Playwright Nissim Aloni Is Born
Actress Hana Rovina presenting Aloni with the best playwright prize at the 1964 “Kinor David Award” Ceremony. Photo: National Photo Collection of Israel

August 24, 1926

Playwright and translator Nissim Aloni is born Nissim Levi to poor Bulgarian Jewish parents in Florentin, a low-income neighborhood in the south of Tel Aviv that becomes an inspiration for his work.

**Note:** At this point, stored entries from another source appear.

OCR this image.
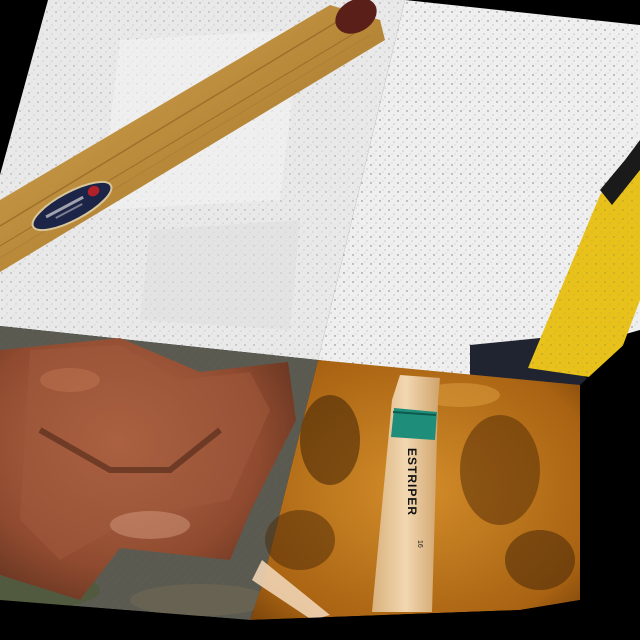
ESTRIPER
16
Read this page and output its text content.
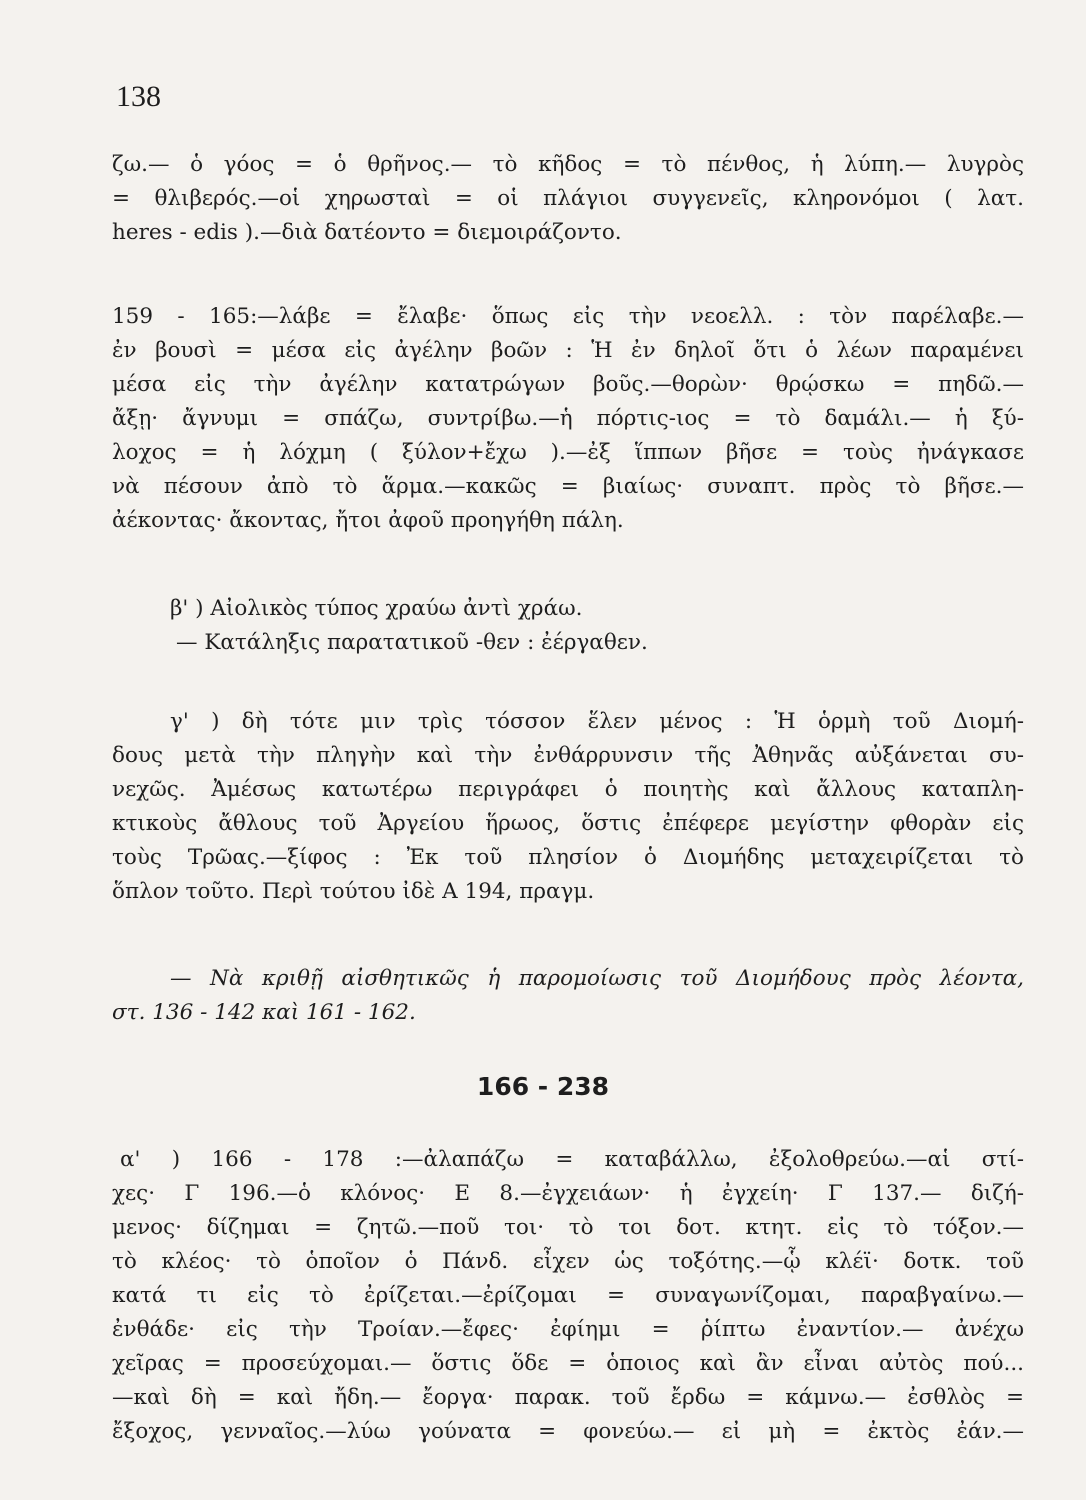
138
ζω.— ὁ γόος = ὁ θρῆνος.— τὸ κῆδος = τὸ πένθος, ἡ λύπη.— λυγρὸς
= θλιβερός.—οἱ χηρωσταὶ = οἱ πλάγιοι συγγενεῖς, κληρονόμοι ( λατ.
heres - edis ).—διὰ δατέοντο = διεμοιράζοντο.
159 - 165:—λάβε = ἔλαβε· ὅπως εἰς τὴν νεοελλ. : τὸν παρέλαβε.—
ἐν βουσὶ = μέσα εἰς ἀγέλην βοῶν : Ἡ ἐν δηλοῖ ὅτι ὁ λέων παραμένει
μέσα εἰς τὴν ἀγέλην κατατρώγων βοῦς.—θορὼν· θρῴσκω = πηδῶ.—
ἄξῃ· ἄγνυμι = σπάζω, συντρίβω.—ἡ πόρτις-ιος = τὸ δαμάλι.— ἡ ξύ-
λοχος = ἡ λόχμη ( ξύλον+ἔχω ).—ἐξ ἵππων βῆσε = τοὺς ἠνάγκασε
νὰ πέσουν ἀπὸ τὸ ἅρμα.—κακῶς = βιαίως· συναπτ. πρὸς τὸ βῆσε.—
ἀέκοντας· ἄκοντας, ἤτοι ἀφοῦ προηγήθη πάλη.
β' ) Αἰολικὸς τύπος χραύω ἀντὶ χράω.
— Κατάληξις παρατατικοῦ -θεν : ἐέργαθεν.
γ' ) δὴ τότε μιν τρὶς τόσσον ἕλεν μένος : Ἡ ὁρμὴ τοῦ Διομή-
δους μετὰ τὴν πληγὴν καὶ τὴν ἐνθάρρυνσιν τῆς Ἀθηνᾶς αὐξάνεται συ-
νεχῶς. Ἀμέσως κατωτέρω περιγράφει ὁ ποιητὴς καὶ ἄλλους καταπλη-
κτικοὺς ἄθλους τοῦ Ἀργείου ἥρωος, ὅστις ἐπέφερε μεγίστην φθορὰν εἰς
τοὺς Τρῶας.—ξίφος : Ἐκ τοῦ πλησίον ὁ Διομήδης μεταχειρίζεται τὸ
ὅπλον τοῦτο. Περὶ τούτου ἰδὲ Α 194, πραγμ.
— Νὰ κριθῇ αἰσθητικῶς ἡ παρομοίωσις τοῦ Διομήδους πρὸς λέοντα,
στ. 136 - 142 καὶ 161 - 162.
166 - 238
α' ) 166 - 178 :—ἀλαπάζω = καταβάλλω, ἐξολοθρεύω.—αἱ στί-
χες· Γ 196.—ὁ κλόνος· Ε 8.—ἐγχειάων· ἡ ἐγχείη· Γ 137.— διζή-
μενος· δίζημαι = ζητῶ.—ποῦ τοι· τὸ τοι δοτ. κτητ. εἰς τὸ τόξον.—
τὸ κλέος· τὸ ὁποῖον ὁ Πάνδ. εἶχεν ὡς τοξότης.—ᾧ κλέϊ· δοτκ. τοῦ
κατά τι εἰς τὸ ἐρίζεται.—ἐρίζομαι = συναγωνίζομαι, παραβγαίνω.—
ἐνθάδε· εἰς τὴν Τροίαν.—ἔφες· ἐφίημι = ῥίπτω ἐναντίον.— ἀνέχω
χεῖρας = προσεύχομαι.— ὅστις ὅδε = ὁποιος καὶ ἂν εἶναι αὐτὸς πού...
—καὶ δὴ = καὶ ἤδη.— ἔοργα· παρακ. τοῦ ἔρδω = κάμνω.— ἐσθλὸς =
ἔξοχος, γενναῖος.—λύω γούνατα = φονεύω.— εἰ μὴ = ἐκτὸς ἐάν.—
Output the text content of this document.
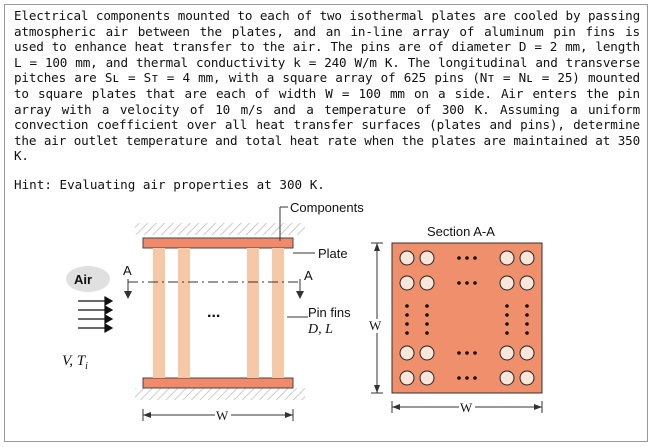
Electrical components mounted to each of two isothermal plates are cooled by passing atmospheric air between the plates, and an in-line array of aluminum pin fins is used to enhance heat transfer to the air. The pins are of diameter D = 2 mm, length L = 100 mm, and thermal conductivity k = 240 W/m K. The longitudinal and transverse pitches are Sʟ = Sᴛ = 4 mm, with a square array of 625 pins (Nᴛ = Nʟ = 25) mounted to square plates that are each of width W = 100 mm on a side. Air enters the pin array with a velocity of 10 m/s and a temperature of 300 K. Assuming a uniform convection coefficient over all heat transfer surfaces (plates and pins), determine the air outlet temperature and total heat rate when the plates are maintained at 350 K.

Hint: Evaluating air properties at 300 K.
...
A	A
Components
Plate
Pin fins
D, L
Air
V, $T_i$
W
Section A-A
W
W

After high school, Aloni writes for BaMahane, a weekly magazine published by the Haganah and later by the Israel Defense Forces. He fights in the War of Independence, then works for multiple periodicals while studying history and French at the Hebrew University of Jerusalem. His first play, “Most Cruel the King,” about King Jeroboam I of Israel, creates a stir when the Habima Theater produces it in 1953. His next play, “The King’s Clothes,” establishes him as one of the state’s leading playwrights and revolutionizes Israeli theater. In 1963 he creates the Seasons Theater, which is active for three years and where he produces his own plays.

Aloni publishes and stages 12 plays, in addition to writing short stories and sketches. His work, often focusing on royal characters, earns him the Bialik Prize for literature in 1983 and the Israel Prize for stage arts in 1996. He also translates into Hebrew, adapts and directs more than 100 plays.

A stroke leaves Aloni severely disabled in his later years, and he dies at age 71 in 1998 in Tel Aviv, where a street is named for him.